Syria Kurds say will help implement U.S.-Turkey 'safe zone'

Syria's Kurds said on Saturday they would support the implementation of a U.S.-Turkey deal to set up a buffer zone in their areas along the Turkish border.

The so-called "safe zone" agreed by Washington and Ankara earlier this month aims to create a buffer between the Turkish border and Syrian areas controlled by the Kurdish People's Protection Units (YPG).

The YPG have played a key role in the U.S.-backed battle against the Islamic State group in Syria, but Ankara views them as "terrorists".

 On Saturday, Mazloum Kobani, the head of the YPG-led Syrian Democratic Forces, said his alliance would back the deal.

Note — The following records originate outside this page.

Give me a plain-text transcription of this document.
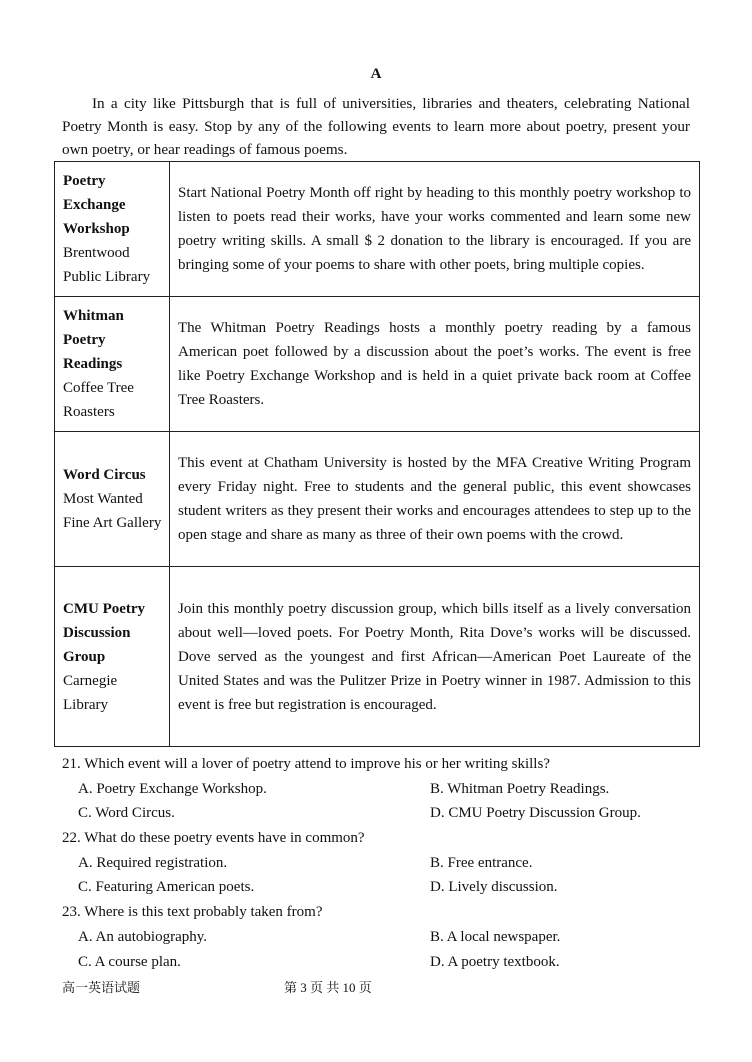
A
In a city like Pittsburgh that is full of universities, libraries and theaters, celebrating National Poetry Month is easy. Stop by any of the following events to learn more about poetry, present your own poetry, or hear readings of famous poems.
Poetry Exchange Workshop
Brentwood Public Library	Start National Poetry Month off right by heading to this monthly poetry workshop to listen to poets read their works, have your works commented and learn some new poetry writing skills. A small $ 2 donation to the library is encouraged. If you are bringing some of your poems to share with other poets, bring multiple copies.

Whitman Poetry Readings
Coffee Tree Roasters	The Whitman Poetry Readings hosts a monthly poetry reading by a famous American poet followed by a discussion about the poet’s works. The event is free like Poetry Exchange Workshop and is held in a quiet private back room at Coffee Tree Roasters.

Word Circus
Most Wanted Fine Art Gallery	This event at Chatham University is hosted by the MFA Creative Writing Program every Friday night. Free to students and the general public, this event showcases student writers as they present their works and encourages attendees to step up to the open stage and share as many as three of their own poems with the crowd.

CMU Poetry Discussion Group
Carnegie Library	Join this monthly poetry discussion group, which bills itself as a lively conversation about well—loved poets. For Poetry Month, Rita Dove’s works will be discussed. Dove served as the youngest and first African—American Poet Laureate of the United States and was the Pulitzer Prize in Poetry winner in 1987. Admission to this event is free but registration is encouraged.
21. Which event will a lover of poetry attend to improve his or her writing skills?
A. Poetry Exchange Workshop.	B. Whitman Poetry Readings.
C. Word Circus.	D. CMU Poetry Discussion Group.
22. What do these poetry events have in common?
A. Required registration.	B. Free entrance.
C. Featuring American poets.	D. Lively discussion.
23. Where is this text probably taken from?
A. An autobiography.	B. A local newspaper.
C. A course plan.	D. A poetry textbook.
高一英语试题	第 3 页 共 10 页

"We will strive to ensure the success of (U.S.) efforts towards implementing the understanding... with the Turkish state," he said.

"The SDF will be a positive party towards the success of this operation," he told journalists in the north-eastern town of Hasakeh.

U.S. Central Command said late Friday that the SDF – which expelled the Islamic State group from their last patch of territory in eastern Syria in March – had destroyed outposts in the border area.

"The SDF destroyed military fortifications" on Thursday, it said in a statement on Twitter. "This demonstrates (the) SDF's commitment to support implementation of the security mechanism framework."

On Wednesday, the U.S. and Turkish defence ministers "confirmed their intent to take immediate, coordinated steps to implement the framework", said a statement by the U.S. Department of Defence.

Also on Saturday, a representative of the U.S.-led coalition fighting IS said the buffer area sought to "limit any unco-ordinated military operations".

"We believe that this dialogue is the only way to secure the border area in a sustainable manner," Brigadier-General Nicholas Pond said.

On 7 August, Turkish and U.S. officials agreed to establish a joint operations centre to oversee the creation of the "safe zone". Little is known about its size or how it will work, but Ankara has said there would be observation posts and joint patrols.

Damascus has rejected the agreement as serving "Turkey's expansionist ambitions".Syrian Kurds have established an autonomous region in northeast Syria amid the country's eight-year war. But as the fight against IS winds down, the prospect of a U.S. military withdrawal had stoked Kurdish fears of a long-threatened Turkish attack.

Turkey has already carried out two offensives into Syria in 2016 and 2018, the second of which saw it and allied Syrian rebels overrun the Kurdish enclave of Afrin in the northwest.